Mais do que a simples ganância por poder e dinheiro soma-se a ignorância que a ganância cria ao esquecer um ponto básico do mundo dos negócios: a ética. O comportamento e os atos do Facebook nos últimos anos têm sido de uma sistemática falta de respeito com seus consumidores, seus anunciantes e seus acionistas.

Não se trata apenas do escândalo mais recente, de repercussões globais, da esperteza da obtenção de dados e de seu mau uso por parte da CA – Cambridge Analytica, mas de uma longa sequência que revela uma forma de fazer negócios que se veste com o nome de modernidade, mas é a melhor tradução de ganância por poder. O último deles a gerar perplexidade havia sido em setembro passado, quando o Facebook foi flagrado pela 10ª vez em um ano com o fato de que havia erro nos números que divulgava em termos de sua audiência e outros aspectos dessa plataforma, como o fato de alegar atingir 41 milhões de americanos entre 18 e 24 anos enquanto toda a população daquele país nessa faixa etária não passava de 31 milhões.

Seu fundador e principal executivo, Mark Zuckerberg demorou 5 dias para falar após a eclosão do atual escândalo e disse bem menos do que devia. Na real, os fatos eram do seu conhecimento desde 2015, mas ele e seus comandados, na prática, não fizeram nada a não ser mandar um comunicado burocrático – e não checado – para que a CA apagasse os dados dos 50 milhões de usuários.

Em matéria de capa, a The Economist pegou pesado, após lembrar que o fundador do Facebook mantém o controle das ações com direito a voto: “O episódio se encaixa em um padrão estabelecido de negligência em relação à privacidade, tolerância à imprecisão e relutância em admitir erros”.
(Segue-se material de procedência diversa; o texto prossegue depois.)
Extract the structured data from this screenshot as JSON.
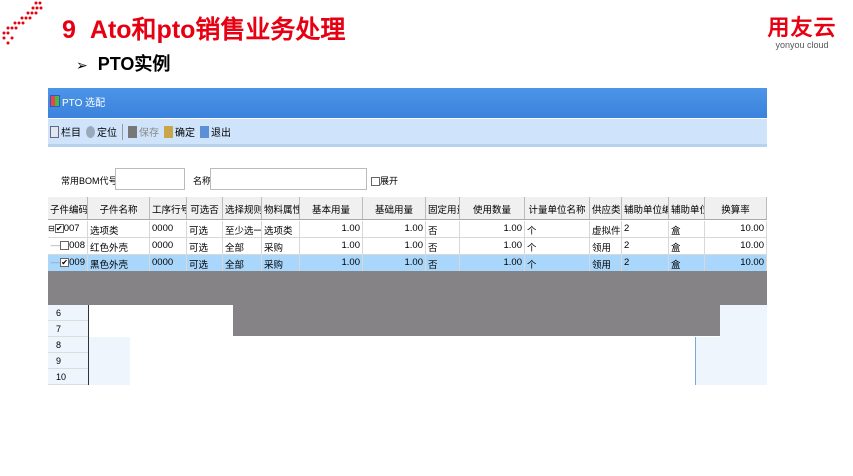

Também não se deve esquecer que a primeira ação do Facebook e da CA foi a de tentar impedir, com ameaças legais, a publicação da matéria pelo The Guardian. Sabe-se que a CA não é a única desenvolvedora de apps a fazer o que fez e a caixa de pandora da maior mídia social do planeta pode revelar uma explosão de maus-feitos.

Aliás, o Facebook não é a única mídia digital a fazer bobagem. Muita gente aposta que o Google, a maior de todas, é um queijo suíço de furos. Recentemente, o Google disse que fez ajustes para cumprir o GDPR – Regulamento Geral de Proteção de Dados europeu (que será obrigatório a partir de maio próximo), mas silenciou em relação ao restante do mundo. O Facebook agora fala que a adoção desses parâmetros será global. A conferir.
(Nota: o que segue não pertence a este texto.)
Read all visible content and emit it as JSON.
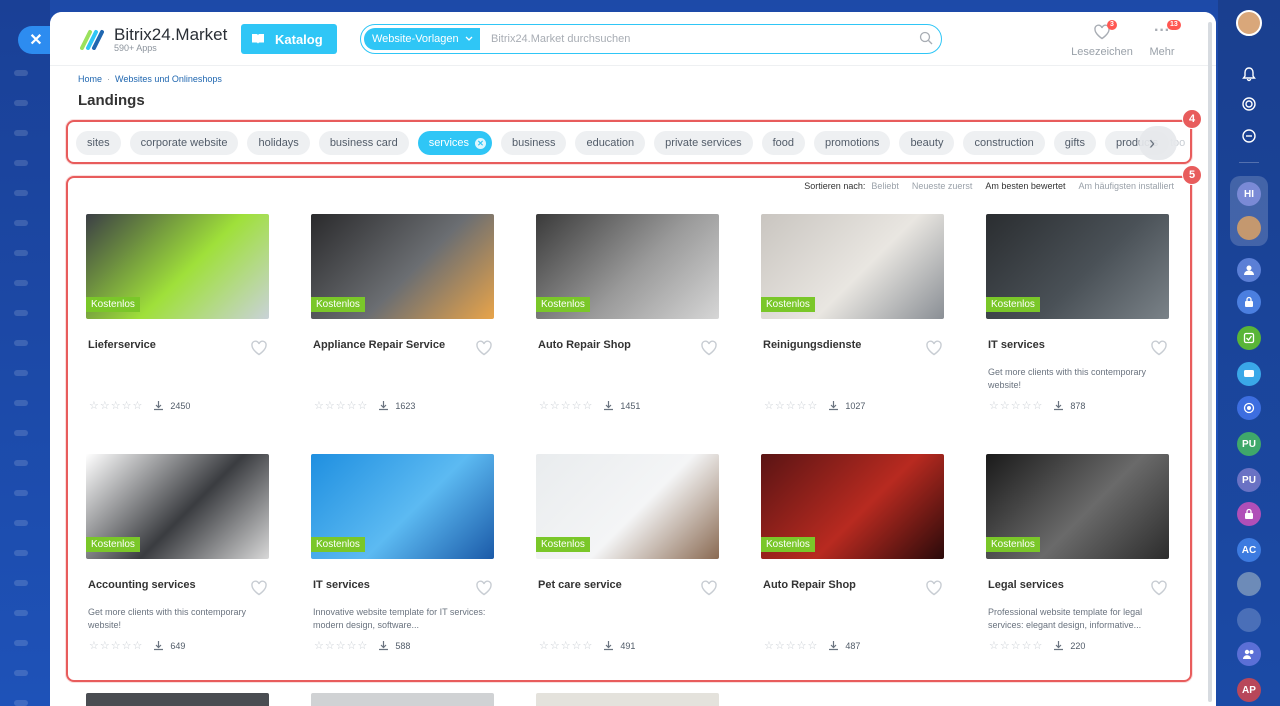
{
  "header": {
    "brand": "Bitrix24.Market",
    "apps_count": "590+ Apps",
    "katalog_label": "Katalog",
    "search_scope": "Website-Vorlagen",
    "search_placeholder": "Bitrix24.Market durchsuchen",
    "bookmarks_label": "Lesezeichen",
    "bookmarks_badge": "3",
    "more_label": "Mehr",
    "more_badge": "13"
  },
  "breadcrumb": {
    "home": "Home",
    "section": "Websites und Onlineshops"
  },
  "page_title": "Landings",
  "annotations": {
    "tags_box": "4",
    "cards_box": "5"
  },
  "tags": [
    {
      "label": "sites",
      "active": false
    },
    {
      "label": "corporate website",
      "active": false
    },
    {
      "label": "holidays",
      "active": false
    },
    {
      "label": "business card",
      "active": false
    },
    {
      "label": "services",
      "active": true
    },
    {
      "label": "business",
      "active": false
    },
    {
      "label": "education",
      "active": false
    },
    {
      "label": "private services",
      "active": false
    },
    {
      "label": "food",
      "active": false
    },
    {
      "label": "promotions",
      "active": false
    },
    {
      "label": "beauty",
      "active": false
    },
    {
      "label": "construction",
      "active": false
    },
    {
      "label": "gifts",
      "active": false
    },
    {
      "label": "products",
      "active": false
    }
  ],
  "tags_overflow_text": "too",
  "sort": {
    "label": "Sortieren nach:",
    "options": [
      "Beliebt",
      "Neueste zuerst",
      "Am besten bewertet",
      "Am häufigsten installiert"
    ],
    "current": "Am besten bewertet"
  },
  "free_badge": "Kostenlos",
  "cards": [
    {
      "name": "Lieferservice",
      "desc": "",
      "installs": "2450",
      "colors": [
        "#3b3f45",
        "#9fe03a",
        "#c9d2d8"
      ]
    },
    {
      "name": "Appliance Repair Service",
      "desc": "",
      "installs": "1623",
      "colors": [
        "#2a2a2c",
        "#6b6e72",
        "#e8a44a"
      ]
    },
    {
      "name": "Auto Repair Shop",
      "desc": "",
      "installs": "1451",
      "colors": [
        "#3a3a3a",
        "#9a9a9a",
        "#d6d6d6"
      ]
    },
    {
      "name": "Reinigungsdienste",
      "desc": "",
      "installs": "1027",
      "colors": [
        "#c9c5c0",
        "#e9e6e1",
        "#8a8f95"
      ]
    },
    {
      "name": "IT services",
      "desc": "Get more clients with this contemporary website!",
      "installs": "878",
      "colors": [
        "#2a2d30",
        "#4a5157",
        "#7a8288"
      ]
    },
    {
      "name": "Accounting services",
      "desc": "Get more clients with this contemporary website!",
      "installs": "649",
      "colors": [
        "#ffffff",
        "#3a3c40",
        "#d8d8d8"
      ]
    },
    {
      "name": "IT services",
      "desc": "Innovative website template for IT services: modern design, software...",
      "installs": "588",
      "colors": [
        "#1f8fe0",
        "#5cbaf2",
        "#1b5aa8"
      ]
    },
    {
      "name": "Pet care service",
      "desc": "",
      "installs": "491",
      "colors": [
        "#e9ecee",
        "#f4f5f6",
        "#8a6a52"
      ]
    },
    {
      "name": "Auto Repair Shop",
      "desc": "",
      "installs": "487",
      "colors": [
        "#5a1414",
        "#b82a20",
        "#2a0a0a"
      ]
    },
    {
      "name": "Legal services",
      "desc": "Professional website template for legal services: elegant design, informative...",
      "installs": "220",
      "colors": [
        "#1a1a1a",
        "#6a6a6a",
        "#2c2c2c"
      ]
    }
  ],
  "peek_colors": [
    "#4a4d52",
    "#d0d2d4",
    "#e4e2dc"
  ],
  "sidebar_right": [
    "HI",
    "PU",
    "PU",
    "AC",
    "AP"
  ],
  "colors": {
    "accent": "#2fc6f6",
    "free_badge": "#7ac729",
    "annotation": "#e85c5c",
    "badge": "#ff5752"
  }
}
Vale lembrar que no começo deste ano o Twitter havia sido flagrado de calças curtas pela falta de controle na criação de perfis falsos e da anabolização de sua audiência. Será o começo do fim do faroeste na mídia digital, como alguns mais afobados estão se perguntando? Com certeza, não. A deontologia dos megalíderes dessa área está muito longe dos padrões dos demais meios e nem eles nem o mercado publicitário parecem muito dispostos, neste momento, a mudar essa situação.

O que leva a outra questão importante e incômoda: o que os anunciantes e agências e suas políticas de compliance estão fazendo? A rigor, eles não deveriam colocar sua publicidade nesses meios inconfiáveis.

A solução desse grave problema, que seria um resgate da mídia digital, depende de todos, inclusive dos governos ao redor do mundo. Se o mercado publicitário falhar em fazer sua parte, governos agirão e isso será muito pior, porque reduzirá a liberdade do uso responsável do digital – inclusive pelas empresas tradicionais de mídia, que ao longo dos anos aprenderam que a ganância por negócios tem de estar subordinada ao máximo respeito aos consumidores e à velha máxima que a melhor esperteza é a da honestidade.